The Indian American Forum for Political Education and the Indian American community in general have not been mere spectators of the growth of the new relationship between India and the US. They have been active players in this evolving friendship and they need to remain engaged to sustain the present momentum. India has learnt to rely on the Indian communities abroad to foster relationships with the countries of their adoption. Nowhere has this resource been more valuable than in the US. The increasing prestige of the Indian community in the US has contributed immensely to the image of India as a nation. A country that has been a mother to such a community cannot but deserve the respect of those who have benefited from their wealth of skills. Moreover, many of you have taken upon yourself the responsibility of actually working for Indo-US friendship because you realize that just as your name and prestige add luster to India, good Indo-US relations contribute to your own standing in the US. The investments you make in beneficial co-operation between India and the US are investments in your own future.
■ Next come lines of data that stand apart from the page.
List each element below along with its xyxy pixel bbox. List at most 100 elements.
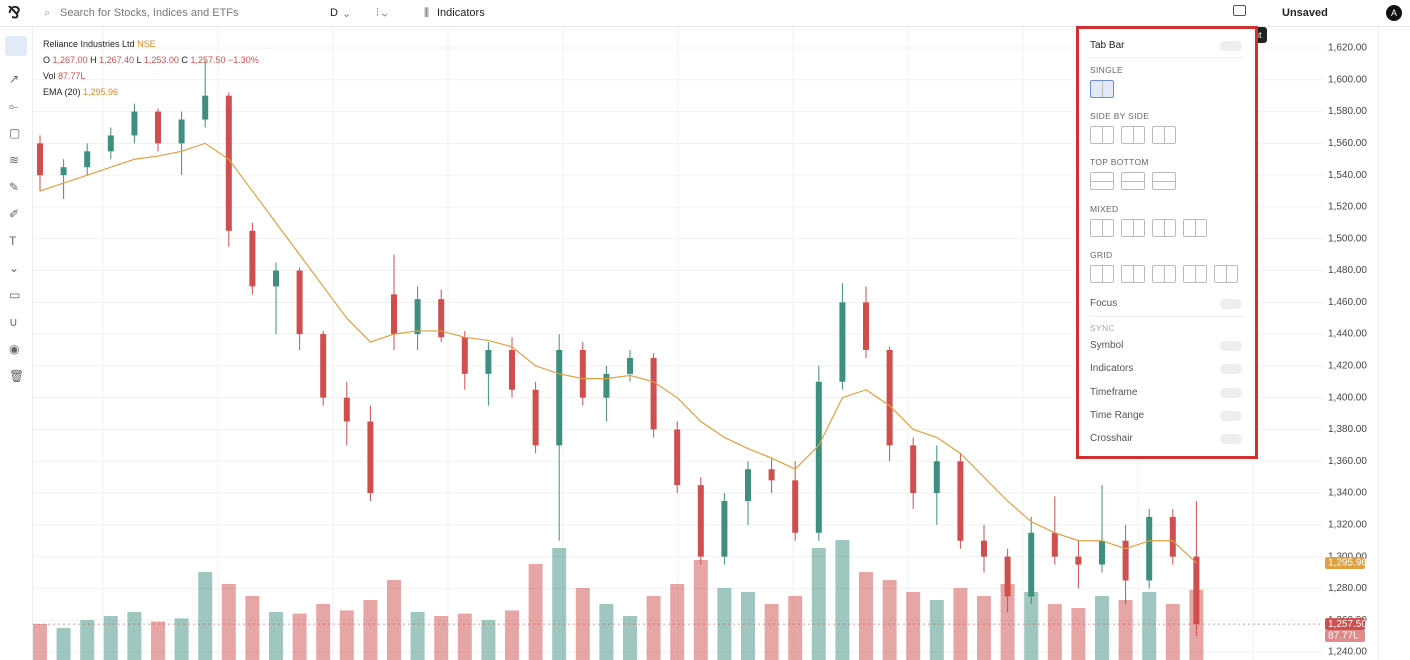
tool-icon[interactable]: ▢ <box>9 126 21 140</box>
volume-bar <box>198 572 213 660</box>
volume-bar <box>269 612 283 660</box>
price-label: 1,380.00 <box>1328 424 1367 435</box>
search[interactable]: Search for Stocks, Indices and ETFs <box>60 7 239 19</box>
toggle[interactable] <box>1220 341 1242 351</box>
volume-bar <box>929 600 944 660</box>
volume-bar <box>434 616 449 660</box>
l-label: L <box>136 55 142 65</box>
volume-bar <box>103 616 118 660</box>
logo: ⅋ <box>8 5 21 22</box>
candle-body <box>37 143 43 176</box>
tool-icon[interactable]: ⟜ <box>9 99 19 113</box>
candle-body <box>155 111 161 144</box>
layout-option[interactable] <box>1090 172 1114 191</box>
price-label: 1,520.00 <box>1328 202 1367 213</box>
chart-type[interactable]: ⫶ ⌄ <box>376 7 388 19</box>
layout-option[interactable] <box>1152 218 1176 237</box>
vol-label: Vol <box>43 71 56 81</box>
candle-body <box>603 373 610 398</box>
candle-body <box>697 485 704 557</box>
volume-bar <box>127 612 142 660</box>
cursor-tool[interactable] <box>5 36 27 56</box>
tool-icon[interactable]: ⌄ <box>9 261 20 275</box>
volume-bar <box>316 604 331 660</box>
avatar[interactable]: A <box>1386 5 1402 21</box>
volume-bar <box>387 580 401 660</box>
toggle[interactable] <box>1220 434 1242 445</box>
volume-bar <box>221 584 236 660</box>
layout-option[interactable] <box>1152 172 1176 191</box>
volume-bar <box>1095 596 1109 660</box>
layout-option[interactable] <box>1214 264 1238 283</box>
toggle[interactable] <box>1220 299 1242 309</box>
price-tag <box>1325 618 1365 631</box>
candle-body <box>60 167 67 176</box>
tool-icon[interactable]: ✐ <box>9 207 20 221</box>
candle-body <box>1193 556 1200 625</box>
candle-body <box>957 461 964 541</box>
volume-bar <box>1071 608 1086 660</box>
volume-bar <box>292 613 307 660</box>
candle-body <box>391 294 397 335</box>
volume-bar <box>528 564 543 660</box>
layout-option[interactable] <box>1121 172 1145 191</box>
volume-bar <box>764 604 779 660</box>
candle-body <box>886 350 893 446</box>
layout-option[interactable] <box>1090 218 1114 237</box>
tool-icon[interactable]: ✎ <box>9 180 20 194</box>
volume-bar <box>1165 604 1180 660</box>
layout-option[interactable] <box>1183 218 1207 237</box>
ema-value: 1,295.96 <box>83 87 119 97</box>
exchange: NSE <box>137 39 156 49</box>
candle-body <box>1122 540 1129 581</box>
sync-label: SYNC <box>1090 323 1115 333</box>
candle-body <box>296 270 303 335</box>
tab-bar-label: Tab Bar <box>1090 40 1125 51</box>
price-label: 1,460.00 <box>1328 297 1367 308</box>
volume-bar <box>835 540 850 660</box>
volume-bar <box>1024 592 1039 660</box>
candle-body <box>178 119 185 144</box>
volume-bar <box>552 548 567 660</box>
section-label: SINGLE <box>1090 65 1123 75</box>
layout-option[interactable] <box>1152 126 1176 145</box>
layout-option[interactable] <box>1090 126 1114 145</box>
interval[interactable]: D <box>330 7 338 19</box>
toggle[interactable] <box>1220 364 1242 375</box>
layout-option[interactable] <box>1090 264 1114 283</box>
indicators[interactable]: Indicators <box>437 7 485 19</box>
candle-body <box>485 350 492 374</box>
layout-option[interactable] <box>1152 264 1176 283</box>
toggle[interactable] <box>1220 410 1242 421</box>
tool-icon[interactable]: ∪ <box>9 315 18 329</box>
focus-label: Focus <box>1090 298 1118 309</box>
layout-option[interactable] <box>1121 218 1145 237</box>
candle-body <box>721 501 728 557</box>
h-label: H <box>90 55 97 65</box>
tool-icon[interactable]: ↗ <box>9 72 20 86</box>
layout-option[interactable] <box>1090 80 1114 98</box>
layout-option[interactable] <box>1183 264 1207 283</box>
layout-option[interactable] <box>1121 126 1145 145</box>
tool-icon[interactable]: ▭ <box>9 288 21 302</box>
volume-bar <box>788 596 803 660</box>
candle-body <box>1169 516 1176 557</box>
layout-name[interactable]: Unsaved <box>1282 7 1328 19</box>
price-tag-label: 1,295.96 <box>1328 558 1367 569</box>
volume-bar <box>882 580 897 660</box>
toggle[interactable] <box>1220 41 1242 51</box>
tool-icon[interactable]: 🗑 <box>9 369 25 383</box>
tool-icon[interactable]: ≋ <box>9 153 20 167</box>
grid-layout-button[interactable] <box>1233 5 1246 16</box>
search-icon: ⌕ <box>44 7 51 19</box>
price-label: 1,580.00 <box>1328 106 1367 117</box>
volume-bar <box>693 560 708 660</box>
price-tag <box>1325 630 1365 642</box>
tool-icon[interactable]: T <box>9 234 17 248</box>
ema-label: EMA (20) <box>43 87 81 97</box>
sync-item: Crosshair <box>1090 433 1133 445</box>
toggle[interactable] <box>1220 387 1242 398</box>
volume-bar <box>623 616 637 660</box>
tool-icon[interactable]: ◉ <box>9 342 20 356</box>
layout-option[interactable] <box>1121 264 1145 283</box>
I have heard it articulated in this forum that it is legitimate for Indian Americans to have a point of view different from that of India and America. No one will dispute this assertion. But a deeper analysis will show that there is no reason for different perspectives when it comes to the imperatives of Indo-US relations. The objectives of the Embassy of India and the people of Indian origin are not different when it comes to dealing with our host country. We both seek goodwill for India; we both seek understanding of India. We both try to interpret our country and its policies to the American people. The fact is that all our efforts in this country are directed towards better understanding and better relations, not towards gaining unilateral advantages for ourselves.
For instance, we shall need to work together when amendments are moved in the House this week or next week to curtail US aid to India. Clearly, what is at stake is not the quantum of assistance sought to be curtailed, but the record of India as a champion of democracy and human rights. We shall bank on those who understand both India and the US to put matters relating to human rights in India in perspective and not allow complications to arise in our relationship. We welcome moves to curtail economic sanctions like the initiative of Senator Brownback more for the reason that they reflect adversely on our policies than because they deprive us of economic benefits. Indian American efforts to help in these cases are in support of both India and the US.
In fact, India and the Indian Americans worked together before, during and after President Clinton's visit and we have a joint responsibility to carry the torch forward. This event that brings together the opinion makers in the US to ponder over the visit and the steps that need to be taken in the future is a commendable step taken by the Indian American Forum for Political Education.